- Specialty: Sports medicine
- Symptoms: Skin abrasion
- Causes: Horse riding or cycling
- Prevention: Reducing friction

= Saddle sore =

A saddle sore in humans is a skin ailment on the buttocks due to, or exacerbated by, horse riding or cycling on a bicycle saddle. It often develops in three stages: skin abrasion, folliculitis (which looks like a small, reddish acne), and finally abscess.

Because it most commonly starts with skin abrasion, it is desirable to reduce the factors which lead to skin abrasion. Some of these factors include:
- Reducing the friction. In equestrian activities, friction is reduced with a proper riding position and using properly fitting clothing and equipment. In cycling, friction from bobbing or swinging motion while pedaling is reduced by setting the appropriate saddle height. Angle and fore/aft position can also play a role, and different cyclists have different needs and preferences in relation to this.
- Selecting an appropriate size and design of horse riding saddle or bicycle saddle.
- Wearing proper clothing. In bicycling, this includes cycling shorts, with chamois padding. For equestrian activity, long, closely fitted pants such as equestrian breeches or jodhpurs minimize chafing. For western riding, closely fitted jeans with no heavy inner seam, sometimes combined with chaps, are preferred. Padded cycling shorts worn under riding pants helps some equestrians, and extra padding, particularly sheepskin, on the seat of the saddle may help in more difficult situations such as long-distance endurance riding.
- Using petroleum jelly, chamois cream or lubricating gel to further reduce friction.
If left untreated over an extended period of time, saddle sores may need to be drained by a physician.

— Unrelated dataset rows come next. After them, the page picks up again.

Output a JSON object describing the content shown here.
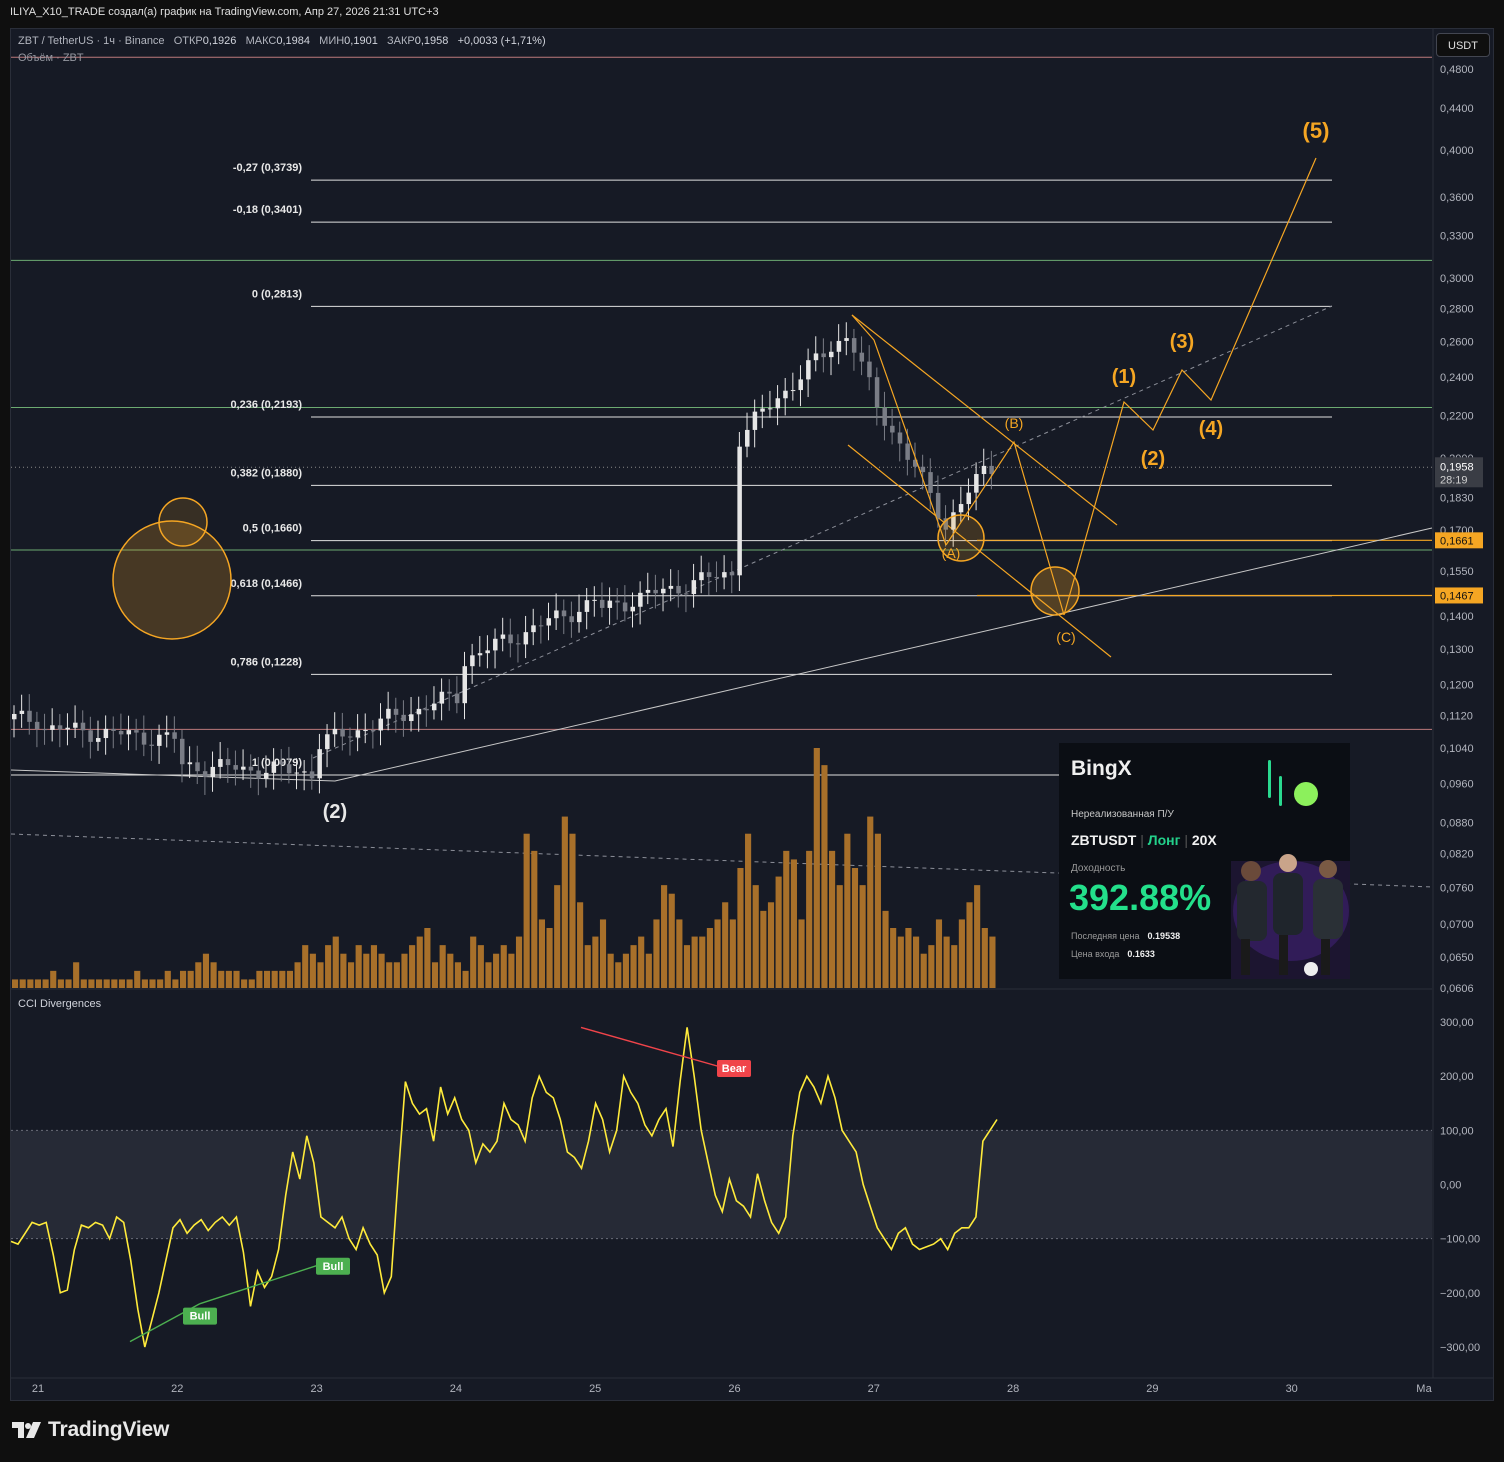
{
  "header": {
    "caption": "ILIYA_X10_TRADE создал(а) график на TradingView.com, Апр 27, 2026 21:31 UTC+3"
  },
  "legend": {
    "symbol": "ZBT / TetherUS · 1ч · Binance",
    "open_label": "ОТКР",
    "open": "0,1926",
    "high_label": "МАКС",
    "high": "0,1984",
    "low_label": "МИН",
    "low": "0,1901",
    "close_label": "ЗАКР",
    "close": "0,1958",
    "change": "+0,0033 (+1,71%)",
    "volume_title": "Объём · ZBT"
  },
  "currency_button": "USDT",
  "indicator_title": "CCI Divergences",
  "footer": {
    "brand": "TradingView"
  },
  "colors": {
    "background": "#161a25",
    "fib_line": "#e0e0e0",
    "green_level": "#7bc47f",
    "red_level": "#d98a8a",
    "orange": "#f5a623",
    "volume": "#a8702a",
    "cci": "#ffeb3b",
    "bull": "#4caf50",
    "bear": "#f0444a"
  },
  "chart_data": [
    {
      "type": "candlestick",
      "title": "ZBT / TetherUS · 1ч · Binance",
      "price_axis": {
        "scale": "log",
        "ticks": [
          "0,4800",
          "0,4400",
          "0,4000",
          "0,3600",
          "0,3300",
          "0,3000",
          "0,2800",
          "0,2600",
          "0,2400",
          "0,2200",
          "0,2000",
          "0,1830",
          "0,1700",
          "0,1550",
          "0,1400",
          "0,1300",
          "0,1200",
          "0,1120",
          "0,1040",
          "0,0960",
          "0,0880",
          "0,0820",
          "0,0760",
          "0,0700",
          "0,0650",
          "0,0606"
        ],
        "tick_values": [
          0.48,
          0.44,
          0.4,
          0.36,
          0.33,
          0.3,
          0.28,
          0.26,
          0.24,
          0.22,
          0.2,
          0.183,
          0.17,
          0.155,
          0.14,
          0.13,
          0.12,
          0.112,
          0.104,
          0.096,
          0.088,
          0.082,
          0.076,
          0.07,
          0.065,
          0.0606
        ],
        "ylim": [
          0.0606,
          0.49
        ]
      },
      "time_axis": {
        "labels": [
          "21",
          "22",
          "23",
          "24",
          "25",
          "26",
          "27",
          "28",
          "29",
          "30",
          "Ма"
        ]
      },
      "last_price": {
        "value": "0,1958",
        "countdown": "28:19"
      },
      "price_labels": [
        {
          "value": "0,1661",
          "style": "orange"
        },
        {
          "value": "0,1467",
          "style": "orange"
        }
      ],
      "fib_levels": [
        {
          "label": "-0,27 (0,3739)",
          "price": 0.3739
        },
        {
          "label": "-0,18 (0,3401)",
          "price": 0.3401
        },
        {
          "label": "0 (0,2813)",
          "price": 0.2813
        },
        {
          "label": "0,236 (0,2193)",
          "price": 0.2193
        },
        {
          "label": "0,382 (0,1880)",
          "price": 0.188
        },
        {
          "label": "0,5 (0,1660)",
          "price": 0.166
        },
        {
          "label": "0,618 (0,1466)",
          "price": 0.1466
        },
        {
          "label": "0,786 (0,1228)",
          "price": 0.1228
        },
        {
          "label": "1 (0,0979)",
          "price": 0.0979
        }
      ],
      "horizontal_levels": [
        {
          "price": 0.493,
          "style": "red"
        },
        {
          "price": 0.312,
          "style": "green"
        },
        {
          "price": 0.224,
          "style": "green"
        },
        {
          "price": 0.1625,
          "style": "green"
        },
        {
          "price": 0.1085,
          "style": "red"
        }
      ],
      "price_path": [
        [
          "21",
          0.111
        ],
        [
          "21",
          0.109
        ],
        [
          "22",
          0.106
        ],
        [
          "22",
          0.1
        ],
        [
          "23",
          0.0985
        ],
        [
          "23",
          0.105
        ],
        [
          "24",
          0.117
        ],
        [
          "24",
          0.126
        ],
        [
          "25",
          0.145
        ],
        [
          "25",
          0.142
        ],
        [
          "26",
          0.155
        ],
        [
          "26",
          0.208
        ],
        [
          "26.8",
          0.265
        ],
        [
          "27",
          0.225
        ],
        [
          "27.5",
          0.172
        ],
        [
          "27.8",
          0.1958
        ]
      ],
      "wave_projection": [
        {
          "label": "(B)",
          "price": 0.206
        },
        {
          "label": "(C)",
          "price": 0.14
        },
        {
          "label": "(1)",
          "price": 0.224
        },
        {
          "label": "(2)",
          "price": 0.21
        },
        {
          "label": "(3)",
          "price": 0.243
        },
        {
          "label": "(4)",
          "price": 0.224
        },
        {
          "label": "(5)",
          "price": 0.4
        }
      ],
      "annotations": [
        "(A)",
        "(B)",
        "(C)",
        "(1)",
        "(2)",
        "(3)",
        "(4)",
        "(5)",
        "(2)"
      ]
    },
    {
      "type": "bar",
      "title": "Объём · ZBT",
      "series": [
        {
          "name": "Объём · ZBT",
          "values": [
            1,
            1,
            1,
            1,
            1,
            2,
            1,
            1,
            3,
            1,
            1,
            1,
            1,
            1,
            1,
            1,
            2,
            1,
            1,
            1,
            2,
            1,
            2,
            2,
            3,
            4,
            3,
            2,
            2,
            2,
            1,
            1,
            2,
            2,
            2,
            2,
            2,
            3,
            5,
            4,
            3,
            5,
            6,
            4,
            3,
            5,
            4,
            5,
            4,
            3,
            3,
            4,
            5,
            6,
            7,
            3,
            5,
            4,
            3,
            2,
            6,
            5,
            3,
            4,
            5,
            4,
            6,
            18,
            16,
            8,
            7,
            12,
            20,
            18,
            10,
            5,
            6,
            8,
            4,
            3,
            4,
            5,
            6,
            4,
            8,
            12,
            11,
            8,
            5,
            6,
            6,
            7,
            8,
            10,
            8,
            14,
            18,
            12,
            9,
            10,
            13,
            16,
            15,
            8,
            16,
            28,
            26,
            16,
            12,
            18,
            14,
            12,
            20,
            18,
            9,
            7,
            6,
            7,
            6,
            4,
            5,
            8,
            6,
            5,
            8,
            10,
            12,
            7,
            6
          ]
        }
      ]
    },
    {
      "type": "line",
      "title": "CCI Divergences",
      "y_ticks": [
        "300,00",
        "200,00",
        "100,00",
        "0,00",
        "−100,00",
        "−200,00",
        "−300,00"
      ],
      "ylim": [
        -300,
        300
      ],
      "band": [
        -100,
        100
      ],
      "series": [
        {
          "values": [
            -105,
            -110,
            -90,
            -70,
            -75,
            -70,
            -130,
            -200,
            -195,
            -120,
            -75,
            -80,
            -70,
            -75,
            -100,
            -60,
            -70,
            -140,
            -230,
            -300,
            -250,
            -200,
            -140,
            -80,
            -65,
            -90,
            -75,
            -65,
            -85,
            -70,
            -60,
            -75,
            -60,
            -125,
            -225,
            -160,
            -190,
            -170,
            -120,
            -20,
            60,
            10,
            90,
            40,
            -60,
            -70,
            -80,
            -60,
            -100,
            -120,
            -80,
            -110,
            -130,
            -200,
            -170,
            20,
            190,
            150,
            130,
            140,
            80,
            180,
            130,
            160,
            120,
            100,
            40,
            75,
            60,
            80,
            150,
            120,
            110,
            80,
            160,
            200,
            170,
            160,
            120,
            60,
            50,
            30,
            80,
            150,
            120,
            60,
            100,
            200,
            170,
            150,
            110,
            90,
            120,
            140,
            70,
            190,
            290,
            200,
            100,
            40,
            -20,
            -50,
            10,
            -30,
            -40,
            -60,
            20,
            -30,
            -70,
            -90,
            -60,
            90,
            170,
            200,
            180,
            150,
            200,
            160,
            100,
            80,
            60,
            0,
            -40,
            -80,
            -100,
            -120,
            -90,
            -80,
            -110,
            -120,
            -115,
            -110,
            -100,
            -120,
            -90,
            -80,
            -80,
            -60,
            80,
            100,
            120
          ]
        }
      ],
      "divergences": [
        {
          "type": "Bull",
          "label": "Bull"
        },
        {
          "type": "Bull",
          "label": "Bull"
        },
        {
          "type": "Bear",
          "label": "Bear"
        }
      ]
    }
  ],
  "promo_card": {
    "brand": "BingX",
    "subtitle": "Нереализованная П/У",
    "pair": "ZBTUSDT",
    "side": "Лонг",
    "leverage": "20X",
    "yield_label": "Доходность",
    "yield": "392.88%",
    "last_price_label": "Последняя цена",
    "last_price": "0.19538",
    "entry_price_label": "Цена входа",
    "entry_price": "0.1633"
  }
}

== Saddle sore in animals ==
In animals such as horses and other working animals, saddle sores often form on either side of the withers, which is the area where the front of a saddle rests, and also in the girth area behind the animal's elbow, where they are known as a girth gall. Saddle sores can occur over the loin, and occasionally in other locations. These sores are usually caused by ill-fitting gear, dirty gear, lack of proper padding, or unbalanced loads. Reducing friction is also of great help in preventing equine saddle sores. Where there is swelling but not yet open sores, the incidence of sore backs may be reduced by loosening the girth without immediately removing the saddle after a long ride, thus allowing normal circulation to return slowly.